Our Opinion, Part 2: State must look at different ways to control costs

NEW CASTLE — It’s no secret that Pennsylvania faces an increasing budget burden to cover pension costs for state employees.

The same situation exists in many states, with various reforms being pursued in order to reduce pension expenses.

This week, Gov. Tom Corbett declared his intention to seek more aggressive reforms for the pension funds of Pennsylvania’s employees. While declining to articulate specific details, the governor and his staff outlined some options that are viewed as part of the mix.

Politically, this is a touchy subject. Any moves that might affect future pension payments is bound to produce some angry responses from state workers.

So on the surface, at least, there may be reluctance on the part of many lawmakers — Republicans and Democrats alike — to deal with the issue.

Yet as the governor’s office has noted, state tax dollars used to cover pension expenses are not available for other programs. Reducing the taxpayers’ burden to fund pensions will free up money for other uses.

That concept should have appeal to members of both parties.

But how do you do it? How do you make changes to the state’s pension system without treating workers unfairly or prompting lengthy legal reviews that ultimately reject reform proposals?

One way is to offer certain guarantees. For instance, Corbett says he does not want to make any changes that would impact payments to those already retired. Likewise, whatever current workers have accrued in their pensions to date would remain in place.

Instead, the governor is looking for adjustments into the future. And an array of options is being advanced for consideration.

These would range from raising the retirement age necessary to receive a pension, to increasing the amount employees contribute to the fund, to altering the calculations used to determine pension amounts.

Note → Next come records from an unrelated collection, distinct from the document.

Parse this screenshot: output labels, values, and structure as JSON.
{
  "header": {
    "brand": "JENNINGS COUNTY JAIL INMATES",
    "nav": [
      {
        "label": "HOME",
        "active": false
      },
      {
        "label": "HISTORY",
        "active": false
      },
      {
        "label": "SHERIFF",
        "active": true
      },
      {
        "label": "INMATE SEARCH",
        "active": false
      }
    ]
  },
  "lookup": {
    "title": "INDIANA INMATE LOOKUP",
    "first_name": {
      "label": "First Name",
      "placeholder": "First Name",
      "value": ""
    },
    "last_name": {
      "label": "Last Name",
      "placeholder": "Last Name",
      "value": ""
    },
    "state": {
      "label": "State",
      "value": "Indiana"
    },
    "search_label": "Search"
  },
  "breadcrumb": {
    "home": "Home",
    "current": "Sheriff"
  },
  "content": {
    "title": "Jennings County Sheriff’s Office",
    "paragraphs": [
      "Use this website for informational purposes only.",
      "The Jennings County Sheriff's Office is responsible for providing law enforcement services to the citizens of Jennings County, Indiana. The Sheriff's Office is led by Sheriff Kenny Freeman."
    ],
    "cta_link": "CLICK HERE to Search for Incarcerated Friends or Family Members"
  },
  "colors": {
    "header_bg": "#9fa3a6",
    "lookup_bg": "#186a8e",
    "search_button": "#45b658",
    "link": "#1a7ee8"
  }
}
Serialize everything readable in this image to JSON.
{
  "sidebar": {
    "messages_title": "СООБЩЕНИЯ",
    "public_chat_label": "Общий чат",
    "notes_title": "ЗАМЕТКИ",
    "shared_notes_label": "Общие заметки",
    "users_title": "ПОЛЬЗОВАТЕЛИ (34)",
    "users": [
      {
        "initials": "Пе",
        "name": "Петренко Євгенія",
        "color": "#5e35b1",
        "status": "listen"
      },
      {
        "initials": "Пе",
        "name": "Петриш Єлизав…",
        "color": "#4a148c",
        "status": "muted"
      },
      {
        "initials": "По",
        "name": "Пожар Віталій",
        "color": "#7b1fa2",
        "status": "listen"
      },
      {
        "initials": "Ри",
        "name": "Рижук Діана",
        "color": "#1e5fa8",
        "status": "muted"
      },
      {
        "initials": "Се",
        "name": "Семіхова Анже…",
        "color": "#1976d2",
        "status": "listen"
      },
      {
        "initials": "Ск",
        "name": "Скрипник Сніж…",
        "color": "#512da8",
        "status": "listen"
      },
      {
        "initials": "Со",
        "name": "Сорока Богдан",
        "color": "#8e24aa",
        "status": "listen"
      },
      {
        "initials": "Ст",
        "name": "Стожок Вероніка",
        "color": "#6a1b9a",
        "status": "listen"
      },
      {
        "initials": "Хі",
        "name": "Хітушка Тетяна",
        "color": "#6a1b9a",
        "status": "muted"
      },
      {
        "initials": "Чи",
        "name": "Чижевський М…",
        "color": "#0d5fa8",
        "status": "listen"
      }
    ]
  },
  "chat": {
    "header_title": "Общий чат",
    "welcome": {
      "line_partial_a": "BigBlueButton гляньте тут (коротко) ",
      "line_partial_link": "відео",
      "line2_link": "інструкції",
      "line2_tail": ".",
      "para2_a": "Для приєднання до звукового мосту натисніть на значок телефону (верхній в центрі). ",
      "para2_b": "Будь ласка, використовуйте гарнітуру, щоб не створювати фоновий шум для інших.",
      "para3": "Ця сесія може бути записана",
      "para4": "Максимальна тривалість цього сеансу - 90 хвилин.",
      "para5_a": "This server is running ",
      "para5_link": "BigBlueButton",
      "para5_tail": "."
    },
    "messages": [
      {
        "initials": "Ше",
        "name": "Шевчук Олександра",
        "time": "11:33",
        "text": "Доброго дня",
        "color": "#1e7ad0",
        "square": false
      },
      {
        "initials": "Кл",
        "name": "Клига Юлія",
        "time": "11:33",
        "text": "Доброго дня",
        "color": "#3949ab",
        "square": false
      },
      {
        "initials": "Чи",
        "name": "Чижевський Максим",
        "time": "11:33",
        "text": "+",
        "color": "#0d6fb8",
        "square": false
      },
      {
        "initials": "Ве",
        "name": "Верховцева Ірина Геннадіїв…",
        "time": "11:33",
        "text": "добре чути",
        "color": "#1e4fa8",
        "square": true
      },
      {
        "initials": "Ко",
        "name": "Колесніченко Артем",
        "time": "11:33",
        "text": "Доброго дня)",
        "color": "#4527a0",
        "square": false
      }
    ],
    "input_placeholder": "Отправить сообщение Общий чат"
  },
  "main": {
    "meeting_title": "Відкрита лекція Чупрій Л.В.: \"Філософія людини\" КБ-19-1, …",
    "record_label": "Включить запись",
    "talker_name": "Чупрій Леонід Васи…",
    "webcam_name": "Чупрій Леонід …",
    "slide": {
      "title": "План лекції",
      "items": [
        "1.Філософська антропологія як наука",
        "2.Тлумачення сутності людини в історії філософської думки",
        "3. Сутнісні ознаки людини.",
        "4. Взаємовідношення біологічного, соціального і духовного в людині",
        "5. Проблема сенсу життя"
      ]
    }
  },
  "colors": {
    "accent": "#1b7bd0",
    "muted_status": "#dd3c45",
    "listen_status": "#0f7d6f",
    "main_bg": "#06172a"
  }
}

Such changes have been applied elsewhere. For example, Social Security has increased its retirement age and added a sliding age scale for eligibility. Younger workers have to wait longer to receive full coverage.

Another possible change would involve switching from the current defined benefit plan to a defined contribution plan for state workers. The existing defined benefit plan guarantees payments regardless of the strength of the pension fund. A defined contribution plan — similar to 401(k) programs many private-sector workers have — would pay retirees based on what’s available, without going back to taxpayers for more money.

We are sure that any discussion in Harrisburg linked to pension reform will spark controversy. But adjustments to the system are needed to control costs. We call on all parties to participate constructively in addressing this issue.